Figures from Top Left to Top Right : (a) Original image, (b) \(\phi =0.5\), Figures from Bottom Left to Bottom Right (c) \(\phi =1.5\), (d) \(\phi =0.5\)–1.5. The original is the malignant image. After ten iterations, we have the segmentation image. The computational domain \(\Omega =(0,1)\times (0,1)\) with a \(256\times 256\) mesh. The interface parameter \(\varepsilon _{2}\) and time step \(\Delta \) t = \(5 \times 10^{-6}\).

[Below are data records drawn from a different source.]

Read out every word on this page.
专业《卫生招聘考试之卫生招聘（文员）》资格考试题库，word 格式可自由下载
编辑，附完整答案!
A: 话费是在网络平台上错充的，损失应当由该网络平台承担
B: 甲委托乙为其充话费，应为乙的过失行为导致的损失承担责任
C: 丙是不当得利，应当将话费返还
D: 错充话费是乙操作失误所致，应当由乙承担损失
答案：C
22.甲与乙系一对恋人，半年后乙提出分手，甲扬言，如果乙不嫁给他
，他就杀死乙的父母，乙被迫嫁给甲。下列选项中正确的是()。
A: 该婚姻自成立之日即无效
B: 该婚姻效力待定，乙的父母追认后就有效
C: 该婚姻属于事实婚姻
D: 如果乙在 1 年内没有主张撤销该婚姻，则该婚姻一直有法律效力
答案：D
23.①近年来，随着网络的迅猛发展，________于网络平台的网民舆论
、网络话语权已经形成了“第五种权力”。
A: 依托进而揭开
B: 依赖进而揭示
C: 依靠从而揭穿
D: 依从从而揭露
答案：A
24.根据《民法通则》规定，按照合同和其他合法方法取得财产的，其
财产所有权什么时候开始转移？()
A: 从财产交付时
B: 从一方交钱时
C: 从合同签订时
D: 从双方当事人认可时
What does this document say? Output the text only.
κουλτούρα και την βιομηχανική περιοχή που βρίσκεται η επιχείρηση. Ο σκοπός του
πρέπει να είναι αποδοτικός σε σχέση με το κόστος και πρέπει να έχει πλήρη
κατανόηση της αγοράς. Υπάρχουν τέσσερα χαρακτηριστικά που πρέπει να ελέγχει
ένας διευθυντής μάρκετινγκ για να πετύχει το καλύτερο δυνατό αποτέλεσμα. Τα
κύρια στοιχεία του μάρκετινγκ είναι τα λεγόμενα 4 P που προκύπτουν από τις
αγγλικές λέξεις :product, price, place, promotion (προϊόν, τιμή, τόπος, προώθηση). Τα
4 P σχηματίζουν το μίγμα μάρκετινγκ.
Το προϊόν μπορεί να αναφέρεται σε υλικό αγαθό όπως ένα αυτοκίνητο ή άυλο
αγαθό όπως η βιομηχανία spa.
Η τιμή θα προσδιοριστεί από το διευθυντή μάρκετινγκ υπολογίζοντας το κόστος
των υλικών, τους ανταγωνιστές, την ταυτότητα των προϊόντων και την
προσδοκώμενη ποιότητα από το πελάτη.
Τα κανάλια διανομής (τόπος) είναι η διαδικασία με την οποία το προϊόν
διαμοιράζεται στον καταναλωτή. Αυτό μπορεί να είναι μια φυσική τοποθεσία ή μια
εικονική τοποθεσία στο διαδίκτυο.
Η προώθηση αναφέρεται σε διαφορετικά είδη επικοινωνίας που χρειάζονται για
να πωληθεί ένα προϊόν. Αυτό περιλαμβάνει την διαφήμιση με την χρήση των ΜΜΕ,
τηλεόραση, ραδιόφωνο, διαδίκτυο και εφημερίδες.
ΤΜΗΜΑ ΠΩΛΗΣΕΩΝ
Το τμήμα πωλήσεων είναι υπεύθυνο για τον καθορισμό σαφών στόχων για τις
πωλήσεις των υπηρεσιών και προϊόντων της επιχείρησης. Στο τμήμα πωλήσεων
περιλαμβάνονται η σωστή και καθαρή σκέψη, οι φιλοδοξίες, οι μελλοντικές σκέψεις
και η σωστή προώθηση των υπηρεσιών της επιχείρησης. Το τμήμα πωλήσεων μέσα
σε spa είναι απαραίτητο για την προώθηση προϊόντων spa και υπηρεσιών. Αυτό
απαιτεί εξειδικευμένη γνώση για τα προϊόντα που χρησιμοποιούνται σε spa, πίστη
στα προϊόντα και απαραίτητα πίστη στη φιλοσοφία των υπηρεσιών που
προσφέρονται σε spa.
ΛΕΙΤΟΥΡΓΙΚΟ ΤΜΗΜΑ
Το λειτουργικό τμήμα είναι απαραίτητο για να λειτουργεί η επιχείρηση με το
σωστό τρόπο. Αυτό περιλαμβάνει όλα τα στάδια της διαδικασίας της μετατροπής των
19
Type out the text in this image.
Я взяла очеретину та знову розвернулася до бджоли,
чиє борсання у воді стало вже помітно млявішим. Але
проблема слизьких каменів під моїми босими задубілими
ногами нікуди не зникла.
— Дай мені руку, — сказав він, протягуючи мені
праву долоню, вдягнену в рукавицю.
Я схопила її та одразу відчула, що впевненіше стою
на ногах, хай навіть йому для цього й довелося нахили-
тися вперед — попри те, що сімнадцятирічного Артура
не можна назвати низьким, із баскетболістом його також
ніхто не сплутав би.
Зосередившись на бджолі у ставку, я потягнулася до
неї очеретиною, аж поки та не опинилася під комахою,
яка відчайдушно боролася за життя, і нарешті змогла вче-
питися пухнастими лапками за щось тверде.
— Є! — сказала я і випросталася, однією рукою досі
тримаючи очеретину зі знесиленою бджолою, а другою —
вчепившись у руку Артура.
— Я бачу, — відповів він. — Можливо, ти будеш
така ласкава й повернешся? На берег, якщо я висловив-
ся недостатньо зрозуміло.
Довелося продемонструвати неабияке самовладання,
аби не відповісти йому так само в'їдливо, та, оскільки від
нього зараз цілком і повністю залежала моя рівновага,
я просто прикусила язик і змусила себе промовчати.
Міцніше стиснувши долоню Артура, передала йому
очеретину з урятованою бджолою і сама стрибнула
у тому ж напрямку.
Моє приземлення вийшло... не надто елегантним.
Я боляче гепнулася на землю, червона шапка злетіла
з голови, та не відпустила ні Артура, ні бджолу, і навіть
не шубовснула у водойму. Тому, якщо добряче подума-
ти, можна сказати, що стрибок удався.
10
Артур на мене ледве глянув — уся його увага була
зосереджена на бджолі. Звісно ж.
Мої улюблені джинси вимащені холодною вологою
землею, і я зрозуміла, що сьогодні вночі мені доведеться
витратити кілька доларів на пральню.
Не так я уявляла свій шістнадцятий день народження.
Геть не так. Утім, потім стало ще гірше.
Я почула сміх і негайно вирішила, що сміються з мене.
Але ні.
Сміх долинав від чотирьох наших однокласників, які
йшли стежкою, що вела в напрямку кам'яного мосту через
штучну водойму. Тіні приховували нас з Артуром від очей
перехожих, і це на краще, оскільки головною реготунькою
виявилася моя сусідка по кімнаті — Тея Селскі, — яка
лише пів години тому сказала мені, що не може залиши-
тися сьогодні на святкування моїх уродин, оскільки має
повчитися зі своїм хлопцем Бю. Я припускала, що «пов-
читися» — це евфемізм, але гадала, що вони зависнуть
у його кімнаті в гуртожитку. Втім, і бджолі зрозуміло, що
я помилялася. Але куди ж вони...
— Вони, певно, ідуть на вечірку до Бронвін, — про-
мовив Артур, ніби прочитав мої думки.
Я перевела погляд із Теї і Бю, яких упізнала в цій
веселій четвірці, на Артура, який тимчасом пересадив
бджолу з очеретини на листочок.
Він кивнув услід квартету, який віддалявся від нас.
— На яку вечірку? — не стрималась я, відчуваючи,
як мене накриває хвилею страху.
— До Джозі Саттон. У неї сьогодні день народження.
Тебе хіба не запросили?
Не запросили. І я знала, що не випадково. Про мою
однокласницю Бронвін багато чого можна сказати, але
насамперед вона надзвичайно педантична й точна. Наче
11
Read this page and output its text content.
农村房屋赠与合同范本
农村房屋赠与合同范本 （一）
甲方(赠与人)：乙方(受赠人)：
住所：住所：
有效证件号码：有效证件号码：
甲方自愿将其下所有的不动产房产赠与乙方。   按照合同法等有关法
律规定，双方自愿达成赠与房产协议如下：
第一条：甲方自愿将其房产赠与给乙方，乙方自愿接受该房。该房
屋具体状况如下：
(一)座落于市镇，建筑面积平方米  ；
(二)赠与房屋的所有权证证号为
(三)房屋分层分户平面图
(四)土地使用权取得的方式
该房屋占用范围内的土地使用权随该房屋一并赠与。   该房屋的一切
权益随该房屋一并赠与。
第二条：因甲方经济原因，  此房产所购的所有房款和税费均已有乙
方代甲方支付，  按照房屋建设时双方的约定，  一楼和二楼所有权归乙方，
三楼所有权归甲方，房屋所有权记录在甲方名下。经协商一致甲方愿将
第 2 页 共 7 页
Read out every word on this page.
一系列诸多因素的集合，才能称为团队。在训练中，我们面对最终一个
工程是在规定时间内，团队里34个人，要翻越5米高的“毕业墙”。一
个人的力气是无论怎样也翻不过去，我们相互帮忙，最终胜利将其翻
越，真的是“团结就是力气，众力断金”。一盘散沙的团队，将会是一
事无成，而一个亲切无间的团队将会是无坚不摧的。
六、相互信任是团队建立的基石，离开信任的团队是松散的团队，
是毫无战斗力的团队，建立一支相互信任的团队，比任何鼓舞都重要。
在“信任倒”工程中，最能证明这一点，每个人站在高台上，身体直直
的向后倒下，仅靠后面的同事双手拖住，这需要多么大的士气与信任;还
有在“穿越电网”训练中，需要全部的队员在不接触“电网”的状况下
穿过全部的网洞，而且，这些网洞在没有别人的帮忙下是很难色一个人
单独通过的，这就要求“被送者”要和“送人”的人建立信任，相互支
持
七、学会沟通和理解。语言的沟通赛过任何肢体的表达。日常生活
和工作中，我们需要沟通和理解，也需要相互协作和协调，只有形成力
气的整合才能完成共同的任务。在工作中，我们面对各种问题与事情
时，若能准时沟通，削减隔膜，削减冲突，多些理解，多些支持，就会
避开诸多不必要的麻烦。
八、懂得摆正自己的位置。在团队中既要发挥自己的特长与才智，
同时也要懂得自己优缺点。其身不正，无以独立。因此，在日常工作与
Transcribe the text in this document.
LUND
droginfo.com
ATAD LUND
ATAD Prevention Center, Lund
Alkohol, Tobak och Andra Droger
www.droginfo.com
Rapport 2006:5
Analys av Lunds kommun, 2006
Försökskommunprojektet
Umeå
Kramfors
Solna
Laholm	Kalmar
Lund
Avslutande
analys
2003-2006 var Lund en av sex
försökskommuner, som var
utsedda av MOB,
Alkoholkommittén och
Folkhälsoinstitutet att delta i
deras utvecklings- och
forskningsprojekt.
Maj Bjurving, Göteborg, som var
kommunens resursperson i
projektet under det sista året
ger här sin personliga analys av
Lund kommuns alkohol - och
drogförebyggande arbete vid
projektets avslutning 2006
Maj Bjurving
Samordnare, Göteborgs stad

Conclusions and discussion

In this paper, we propose new image segmentation methods with the Bi-cubic spline (2) which is from the computational fluid dynamics scheme, the finite element scheme (FES). In the computational fluid dynamics (CFD), there are many novel approach to solve the partial differential equations. This is valuable time to apply image segmentation from the computational fluid dynamics. Our suggested methods are fast, robust and accurate. Therefore, we obtain the satisfactory results in the image segmentation. Especially, OCR (Optical Character Recognition) and the medical image are applied in the application image. From OCR images, we obtian the satisfactory results through adjusting \(\phi \) values. From the brain images, we obtain the tumor part segmentation from the malignant image by adjusting \(\phi \) values. We have some difficulty to obtain the real physical and medical images to investigate the data and methods comparison. This methods can be also apply to the satellite image. The several parameter of the suggested models can be adjusted to have the demanding results in the segmentation of image. This new image segmentation methods can be applied to develope the artificial intelligence about detecting several objects or obstacles. In the future works, we can develop the conservation law scheme with the volume fraction in image inpainting with the computational fluid dynamics.